JavaScript Session Establishment Protocol (JSEP)
The communication model between a client and remote host is based on the JSEP architecture, which differentiates the signaling and media transaction into different layers.
The differentiation is shown in the following figure:
JSEP signaling and media
As an example, let's consider two peers, A and B, where A initiates communication with B. Initially, in the first case, A being the offerer will have to call the createOffer
function to begin a session. A also mentions details such as codecs through a setLocalDescription
function, which sets up its local config. The remote party, B, reads the offer and stores it using the setRemoteDescription
function. The remote party, B, calls the createAnswer
function to generate an appropriate answer, applies it using the setLocalDescription
function, and sends the answer back to the initiator over the signaling channel. When A gets the answer, it also stores it using the setRemoteDescription
function, and the initial setup is complete. This is repeated for multiple offers and answers. The latest on JSEP specifications can be read from the Internet Engineering Task Force (IETF) site at http://datatracker.ietf.org/doc/draft-ietf-rtcweb-jsep/.
Signal and media flows
The differentiation between signal and media flows is an important aspect of the WebRTC call setup.
The signaling mechanism can be any among HTTP/REST, JavaScript Object Notation (JSON) via XMLHttpRequest (XHR), Session Initiation Protocol (SIP) over websockets, XMPP, or any custom or proprietary protocol. The media (audio/video) is defined through the Session Description Protocol (SDP) and flows from peer to peer.
A few instances of end-to-end signaling and media flow variants are shown in the following screenshot:
The preceding figure depicts signaling over the WebRTC API in the JSON format via XHR.
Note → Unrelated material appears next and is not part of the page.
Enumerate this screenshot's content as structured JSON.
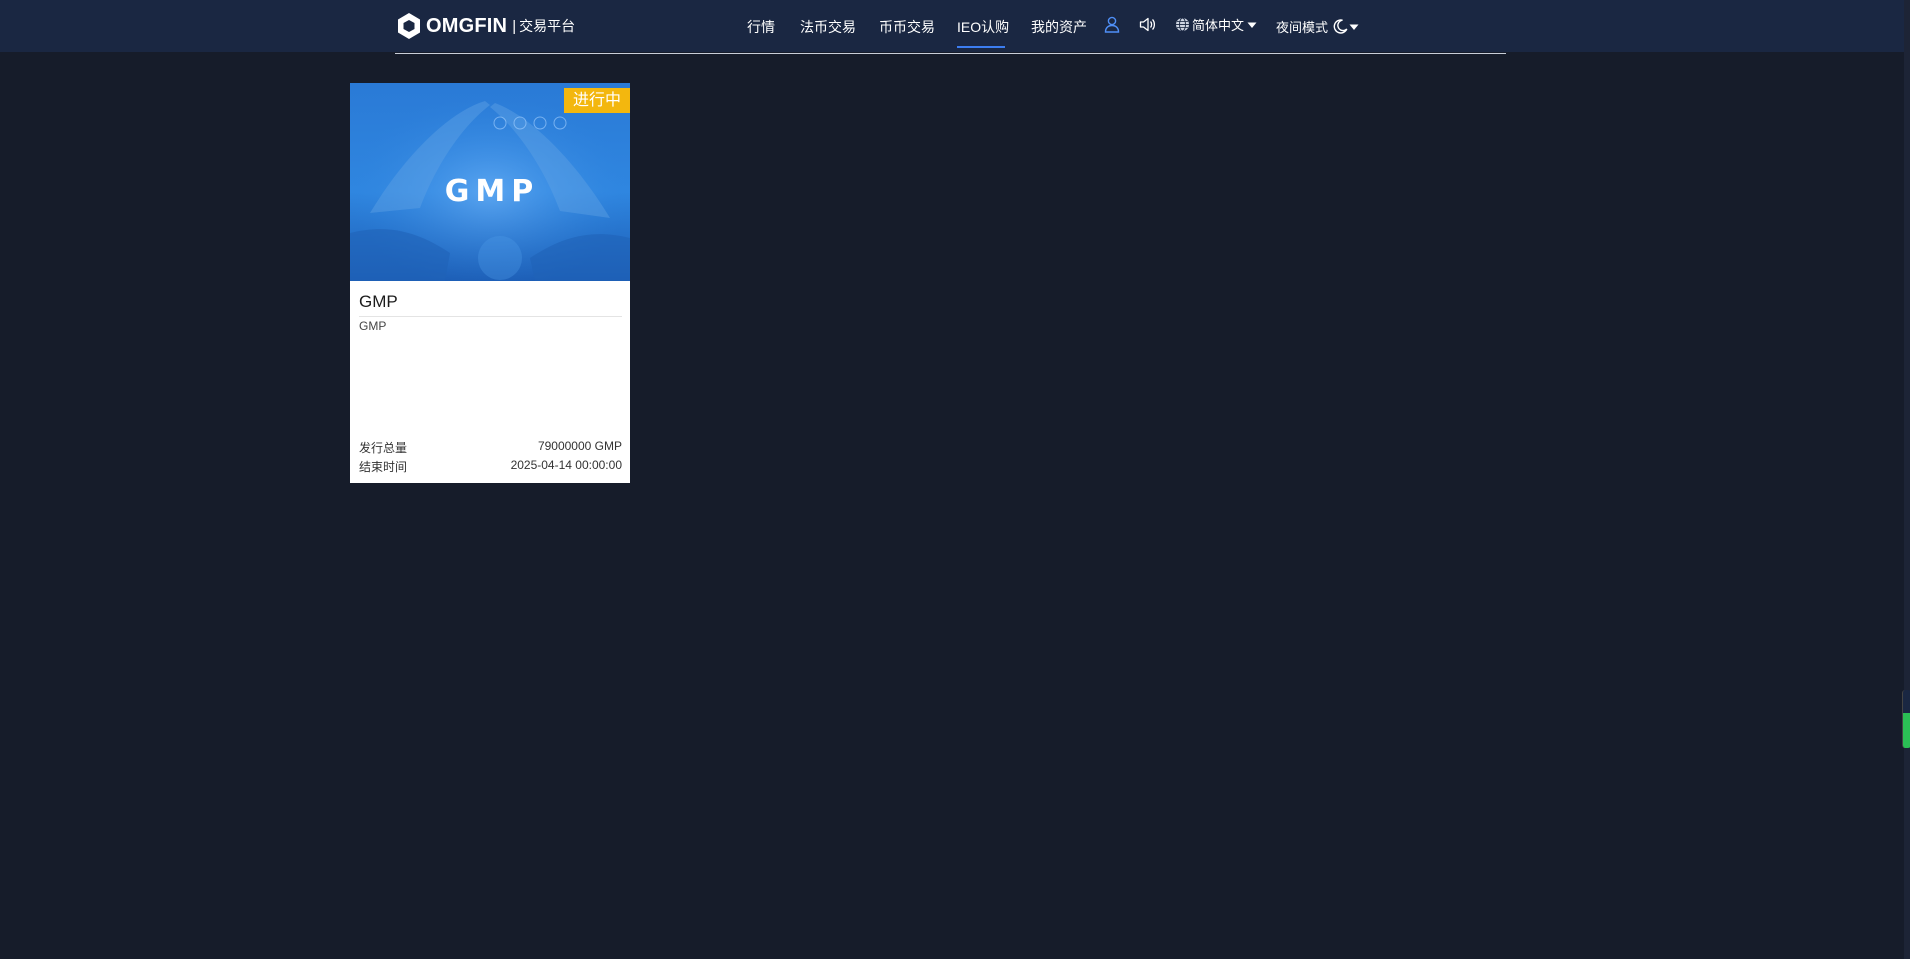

Now, the following figure depicts signaling over the WebRTC API in eXtensible Messaging and Presence Protocol (XMPP):
While it's very popular to use the WebRTC API with SIP support through JavaScript libraries such as JSSIP, SIPML5, PJSIP, and so on, these libraries cater to the SIP/IMS (IP Multimedia Subsystem) world and are not mandatory for setting up enterprise-level WebRTC Infrastructure. In fact, it is a misconception that WebRTC is coupled with SIP in itself; it isn't.
Note
IP Multimedia System (IMS) is part of the Next Generation Network (NGN) model for IP-based communication.